O juiz Sergio Moro, que tem prestado notáveis serviços no combate à corrupção pública, escreveu uma carta ao jornal Folha de S.Paulo para protestar contra um artigo que lhe assestava críticas duríssimas — como se isso fosse inadmissível. Na carta, Moro manifestou surpresa pelo fato de o jornal ter dado espaço a artigo com “opiniões panfletárias-partidárias” impregnadas de “preconceito e rancor” e achou ainda mais surpreendente que o autor do texto, o físico Rogério Cezar de Cerqueira Leite, fizesse parte do conselho editorial do diário.
É desnecessário dizer que o físico — e o padeiro, o músico, o banqueiro — tem direito de fazer as críticas mais ácidas à atuação de uma autoridade pública, ainda que a autoridade em questão seja o juiz Moro, cujo trabalho reacendeu a esperança nacional no fim da histórica impunidade em relação aos crimes dos fortes.

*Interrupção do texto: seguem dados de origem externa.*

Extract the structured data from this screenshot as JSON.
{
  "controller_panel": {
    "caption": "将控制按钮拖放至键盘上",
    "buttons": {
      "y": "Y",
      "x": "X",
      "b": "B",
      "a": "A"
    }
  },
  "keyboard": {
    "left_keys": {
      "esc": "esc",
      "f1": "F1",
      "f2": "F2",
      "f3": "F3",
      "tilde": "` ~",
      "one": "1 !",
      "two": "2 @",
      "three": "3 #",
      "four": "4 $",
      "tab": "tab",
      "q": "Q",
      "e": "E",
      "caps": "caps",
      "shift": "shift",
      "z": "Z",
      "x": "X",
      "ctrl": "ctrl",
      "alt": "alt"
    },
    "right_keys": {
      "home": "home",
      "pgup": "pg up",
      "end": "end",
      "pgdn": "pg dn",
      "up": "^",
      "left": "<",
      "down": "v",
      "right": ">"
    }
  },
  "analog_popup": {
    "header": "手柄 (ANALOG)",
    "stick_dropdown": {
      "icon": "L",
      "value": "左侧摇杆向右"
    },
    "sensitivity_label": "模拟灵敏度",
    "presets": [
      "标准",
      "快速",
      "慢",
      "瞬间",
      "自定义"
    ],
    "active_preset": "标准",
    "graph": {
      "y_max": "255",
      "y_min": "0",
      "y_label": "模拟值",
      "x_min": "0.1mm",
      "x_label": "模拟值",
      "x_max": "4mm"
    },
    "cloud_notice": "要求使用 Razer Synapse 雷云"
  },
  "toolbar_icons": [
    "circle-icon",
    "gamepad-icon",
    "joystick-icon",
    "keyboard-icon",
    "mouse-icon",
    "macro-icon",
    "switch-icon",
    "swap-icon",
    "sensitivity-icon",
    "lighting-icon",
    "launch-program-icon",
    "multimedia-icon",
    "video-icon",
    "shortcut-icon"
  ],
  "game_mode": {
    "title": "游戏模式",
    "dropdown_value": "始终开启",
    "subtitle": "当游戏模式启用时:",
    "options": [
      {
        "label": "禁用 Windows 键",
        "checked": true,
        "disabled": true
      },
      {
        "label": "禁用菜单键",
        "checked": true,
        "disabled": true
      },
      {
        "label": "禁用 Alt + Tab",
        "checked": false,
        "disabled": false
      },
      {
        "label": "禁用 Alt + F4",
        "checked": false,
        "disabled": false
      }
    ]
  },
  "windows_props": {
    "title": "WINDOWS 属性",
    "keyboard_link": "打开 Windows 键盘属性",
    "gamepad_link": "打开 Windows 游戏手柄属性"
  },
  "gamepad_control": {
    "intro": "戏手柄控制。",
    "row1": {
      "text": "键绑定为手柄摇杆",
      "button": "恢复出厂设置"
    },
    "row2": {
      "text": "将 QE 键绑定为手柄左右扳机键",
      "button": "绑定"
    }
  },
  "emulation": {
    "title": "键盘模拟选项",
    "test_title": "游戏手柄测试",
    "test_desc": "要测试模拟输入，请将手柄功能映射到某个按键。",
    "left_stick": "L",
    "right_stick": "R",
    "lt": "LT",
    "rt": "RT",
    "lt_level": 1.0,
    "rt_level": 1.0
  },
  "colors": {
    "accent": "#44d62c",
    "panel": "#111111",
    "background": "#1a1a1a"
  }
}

Toda autoridade precisa ser vigiada, contida nos excessos, precisa saber ouvir críticas, servir a quem lhe paga o salário. O único agente público que pode desfrutar de muito poder é o povo. Atribui-se a Thomas Jefferson (1743-1826) afirmação que ele possivelmente nunca fez, mas cujo conteúdo é oportuno lembrar: quando o povo teme o governo, há tirania; quando o governo teme o povo, há liberdade.